Friday, October 28, 2016

With QE Near Dead, 
It’s More And More Pretzel Time
Economist Jeffrey Snider sees the mainstream is being mired in "pretzel" logic on what is supposed to be good for the financial markets versus what is supposed to be good for the economy .. "Stock investors show more preference for 'accommodative' monetary policy than actual growth. A lower rate ceiling implies without much ambiguity continued awful economic conditions here and elsewhere around the world. But to the screwed up nature of mainstream thought, so long as monetary policy is lower overall continued stagnation is forgiven, perhaps even to be mildly celebrated? .. We are led to believe that low (meaning desperately insufficient) growth isn’t all that bad so long as interest rates don’t rise too far.

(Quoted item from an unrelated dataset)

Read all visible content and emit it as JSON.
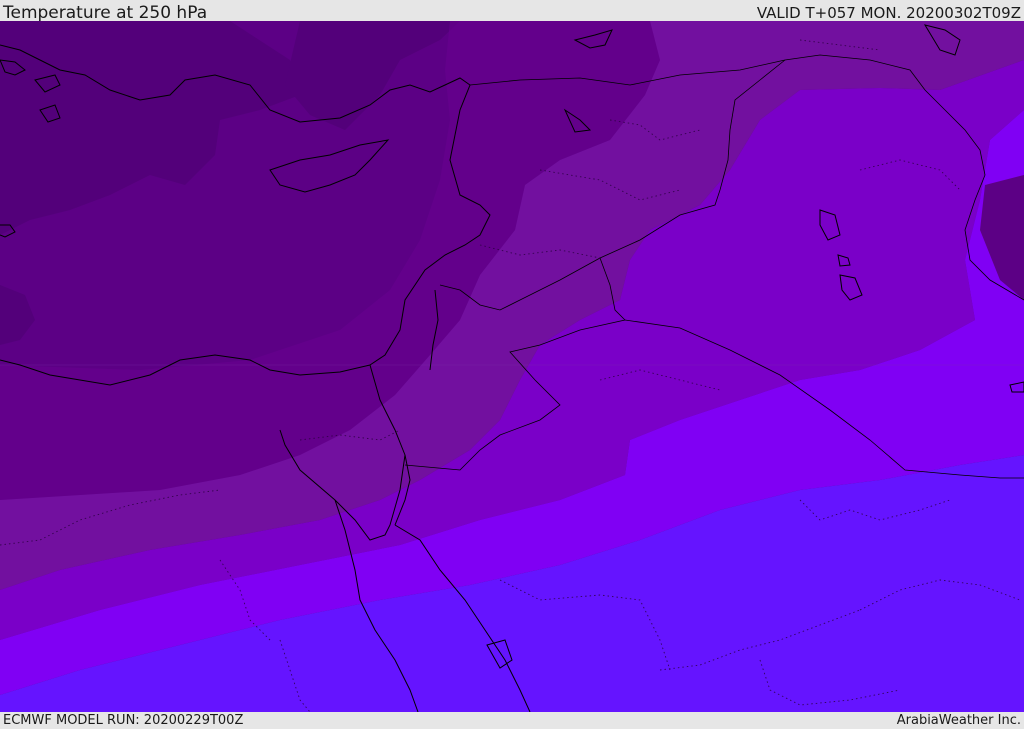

Investors are supposed to be paying for growth, not the failure of interest rate 'stimulus' to seed it. If the Fed feels it can’t raise rates all that much, with a true 'ceiling' yet to be determined, it is a much riskier, not less risky, environment .. The world of the near future is going to be bad, worse than everything 'we' have been expecting, but take heart, the Fed’s monetary policy will reflect just that. Translating it from the original mainstream thought-bubble language truly reveals its truly absurd premise .. The Fed failed, and that changes everything; including and especially what is to be made of “accommodation” and what it is that might have 'reassured' equity investors in the past and might do so (or not) going forward."